Wednesday, November 10, 2010

Janet Cardiff

Recently I've been doing some research on Janet Cardiff. Shes a Canadian born artist who is most known for her audio walks and installations. Frequently (especially more recently), she collaborates with her husband George Bures Miller. You can see pictures and other samples of her work at her website. Cardiff's audio walks involve the participant listening to her voice as she guides them through an existent landscape (be it a museum, park, downtown area, etc.). The art of the audio walks are to add in another landscape, an aural one, presented and constructed by Cardiff.

Janet Cardiff and George Bures Miller
In my research I focused more on Cardiff and Miller's installations. These installations produce a variety of exciting interactions between the participant and the artwork. A couple of examples are "The Killing Machine" 2007: an installation that focused on capital punishment and drew the participant into the work through their activation of the installation via pushing a red button.

"The Killing Machine" Cardiff and Miller 2007


"The Killing Machine" Cardiff and Miller 2007
Cardiff's installations and audio walks emphasize the relationship between the viewer/participant and her artwork. This serves to draw complex parallels between Cardiff's fictional created space and the reality of the participants' perceptions/actions. In doing this, Cardiff has intertwined the notions of concept and content within artwork because her installations blur the distinction between theatricality and reality. Another example to show this is an installation Cardiff and Miller set up at Eastern State Penitentiary in Philadelphia, Pennsylvania. The show was called "Pandemonium" and it was a sound installation set up on top of an abandoned prison.
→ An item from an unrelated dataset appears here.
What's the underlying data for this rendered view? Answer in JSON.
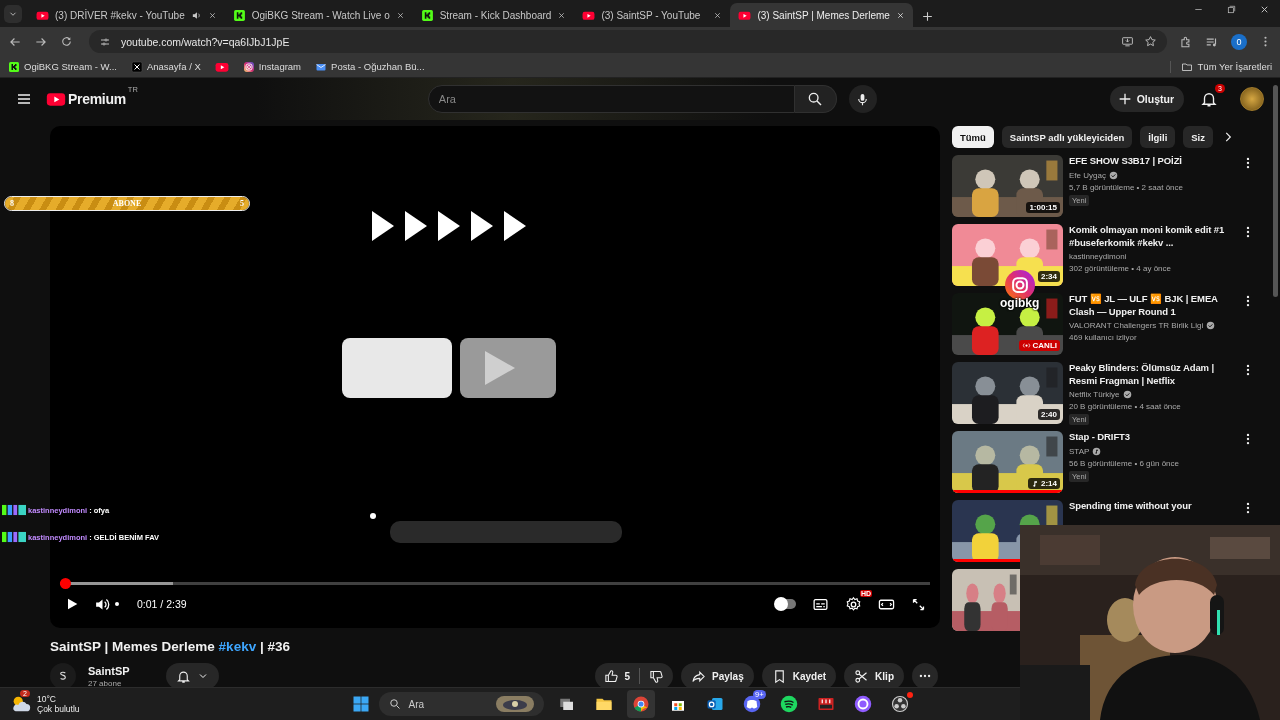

"Pandemonium" 2005-2007. Cardiff and Miller.

The sound installation creates a psychologically intense atmosphere (which is probably an understatement). Sounds run throughout a sectioned off wing on a 15 minute loop. The sounds wax and wane and eventually climax. This brings up the notion of the disembodied voice, another theme present in much of Cardiff's work. However, the rhythmic sequences that Cardiff and Miller create cannot be heard from all over, the participants' position within the vast installation largely determines which sounds they will hear, and thus, their experience.

Janet Cardiff has worked on many more installations and, though I did not focus on it as much, her audio walks are very important as well. I have become very interested in this artist and hope to see her work sometime in the recent future.


1 comment:

  1. The simplicity and elegance of some of Cardiff & Miller's work seems to enable the power of the disembodied voice. Hope you will run into one of their installations soon.